Messbarger diz que essas descrições contemporâneas de Morandi como primeira mulher assistente e dedicada esposa “influenciaram seu lugar na história em detrimento dela. Ela foi essencialmente apagada da história ”, diz Messbarger, “ Morandi tinha uma reputação internacional. Mas, mais tarde, esboços biográficos representam [Manzolini] como o cérebro, e ela era a mão talentosa. Em sua vida, isso não era verdade.

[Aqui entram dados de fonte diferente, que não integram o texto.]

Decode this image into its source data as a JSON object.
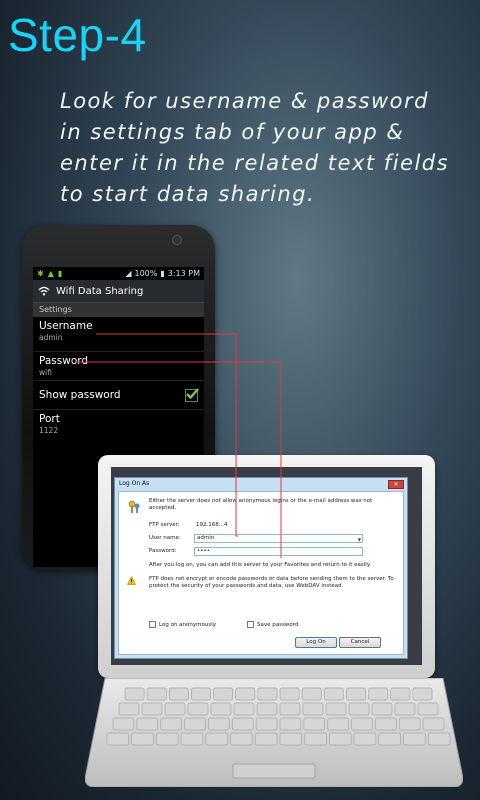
{
  "step": {
    "title": "Step-4"
  },
  "instructions": {
    "line1": "Look for username & password",
    "line2": "in settings tab of your app &",
    "line3": "enter it in the related text fields",
    "line4": "to start data sharing."
  },
  "phone": {
    "status_time": "3:13 PM",
    "status_battery": "100%",
    "app_title": "Wifi Data Sharing",
    "section": "Settings",
    "prefs": {
      "username": {
        "title": "Username",
        "value": "admin"
      },
      "password": {
        "title": "Password",
        "value": "wifi"
      },
      "show_password": {
        "title": "Show password",
        "checked": true
      },
      "port": {
        "title": "Port",
        "value": "1122"
      }
    }
  },
  "dialog": {
    "title": "Log On As",
    "message": "Either the server does not allow anonymous logins or the e-mail address was not accepted.",
    "ftp_label": "FTP server:",
    "ftp_value": "192.168...4",
    "user_label": "User name:",
    "user_value": "admin",
    "pass_label": "Password:",
    "pass_value": "••••",
    "info": "After you log on, you can add this server to your Favorites and return to it easily.",
    "warning": "FTP does not encrypt or encode passwords or data before sending them to the server.  To protect the security of your passwords and data, use WebDAV instead.",
    "anon_label": "Log on anonymously",
    "save_label": "Save password",
    "logon_label": "Log On",
    "cancel_label": "Cancel"
  },
  "colors": {
    "accent": "#19d3f6",
    "line": "#e03a3a"
  }
}
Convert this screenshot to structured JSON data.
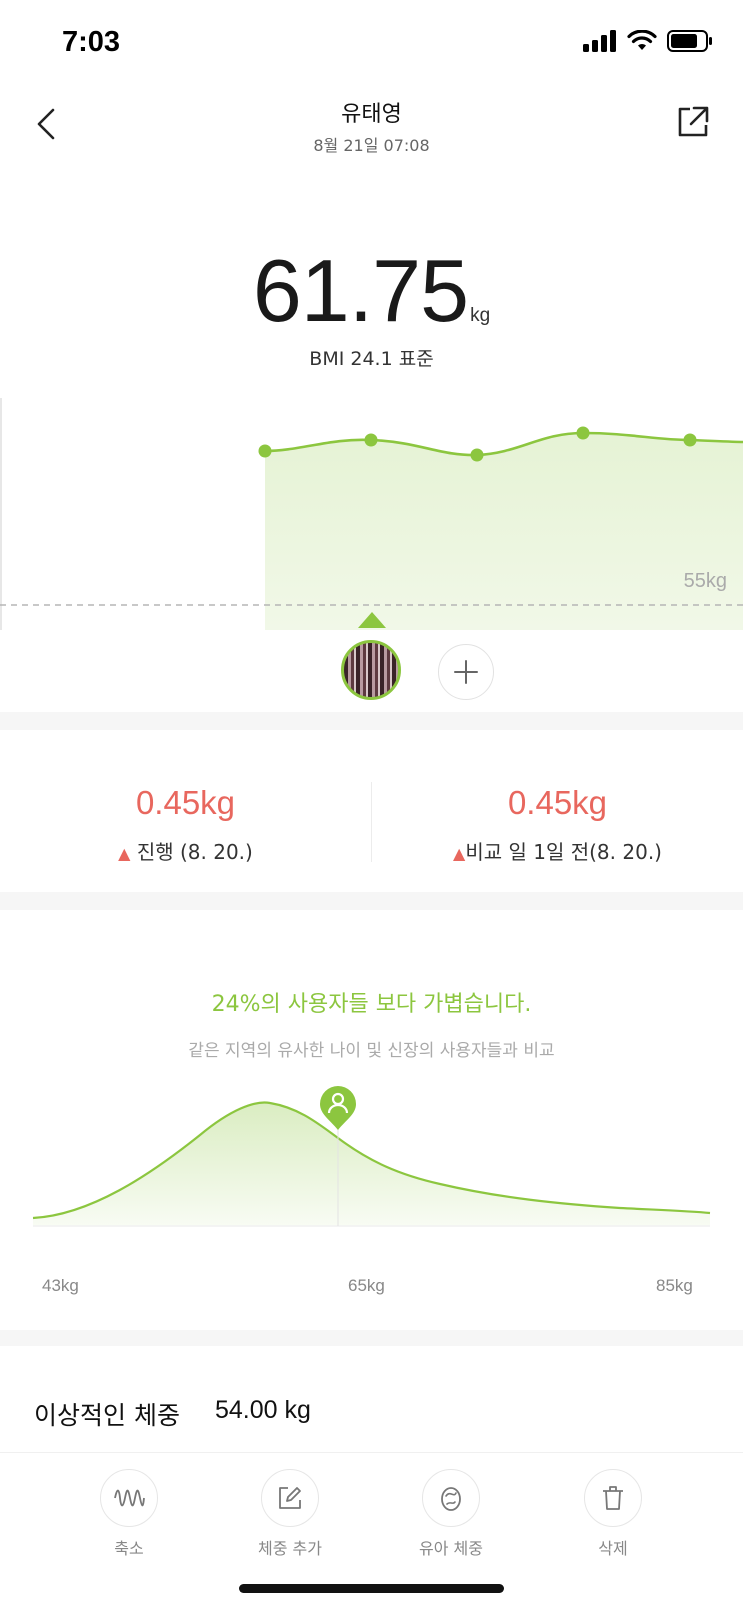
{
  "status": {
    "time": "7:03"
  },
  "nav": {
    "title": "유태영",
    "subtitle": "8월 21일 07:08"
  },
  "weight": {
    "value": "61.75",
    "unit": "kg",
    "bmi_text": "BMI 24.1 표준"
  },
  "trend": {
    "reference_label": "55kg"
  },
  "compare": {
    "left": {
      "value": "0.45kg",
      "label": "진행 (8. 20.)"
    },
    "right": {
      "value": "0.45kg",
      "label": "비교 일 1일 전(8. 20.)"
    }
  },
  "distribution": {
    "headline": "24%의 사용자들 보다 가볍습니다.",
    "subtitle": "같은 지역의 유사한 나이 및 신장의 사용자들과 비교",
    "ticks": [
      "43kg",
      "65kg",
      "85kg"
    ]
  },
  "ideal": {
    "label": "이상적인 체중",
    "value": "54.00 kg"
  },
  "toolbar": {
    "items": [
      {
        "label": "축소",
        "icon": "wave-icon"
      },
      {
        "label": "체중 추가",
        "icon": "edit-icon"
      },
      {
        "label": "유아 체중",
        "icon": "baby-icon"
      },
      {
        "label": "삭제",
        "icon": "trash-icon"
      }
    ]
  },
  "colors": {
    "accent": "#8cc63f",
    "increase": "#e8675e"
  }
}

Em seu livro sobre Morandi, The Lady Anatomist, Messbarger olha para Caderno Anatômico de Morandi e cartas onde ela acha que Morandi não era apenas o professor assistente ou eloqüente do gênio de Manzolini; ela acredita que eles eram parceiros genuínos. O trabalho que Morandi continuou a produzir após a morte de Manzolini, em 1755, mostra que o conhecimento científico e a habilidade artística de Morandi com a cera ultrapassavam até mesmo o de seu falecido marido e parceiro.
A resposta de Morandi a tais ataques é melhor contida em seu próprio autorretrato de cera. Messbarger identifica três tendências do século XVIII em imagens anatomizadas de mulheres: uma Vênus sedutora e íntima, uma Eva de aparência embaraçada ou uma cadáver morta. Em seu autorretrato, Morandi se vê como nada disso. Em vez disso, ela parece reta e firme, usando um vestido aristocrático feminino, enquanto segura um bisturi sobre um cérebro humano: a manifestação do intelecto masculino.
Ao lado de seu autorretrato, Morandi homenageou seu falecido marido em cera, que ela moldou em uma postura mais feminina, olhando para o lado, com a mão em um coração humano - o símbolo da emoção feminina. Messbarger diz que a subversão de Morandi das normas de gênero nos retratos de cera dela e do marido foi conscientemente executada.
"Que uma mulher estaria dissecando um cérebro humano em seu auto-retrato, não há maneira que não seria uma provocação", diz ela. “E então mostrar ao marido que dissecava o assento do sentimento.” Morandi estava empurrando de volta contra os preconceitos de gênero que associavam mulheres com sentimento e homens com inteligência - mostrando de uma vez por todas que ela era tanto o cérebro quanto a mão habilidosa nesse inusitado. Esposa marido e mulher.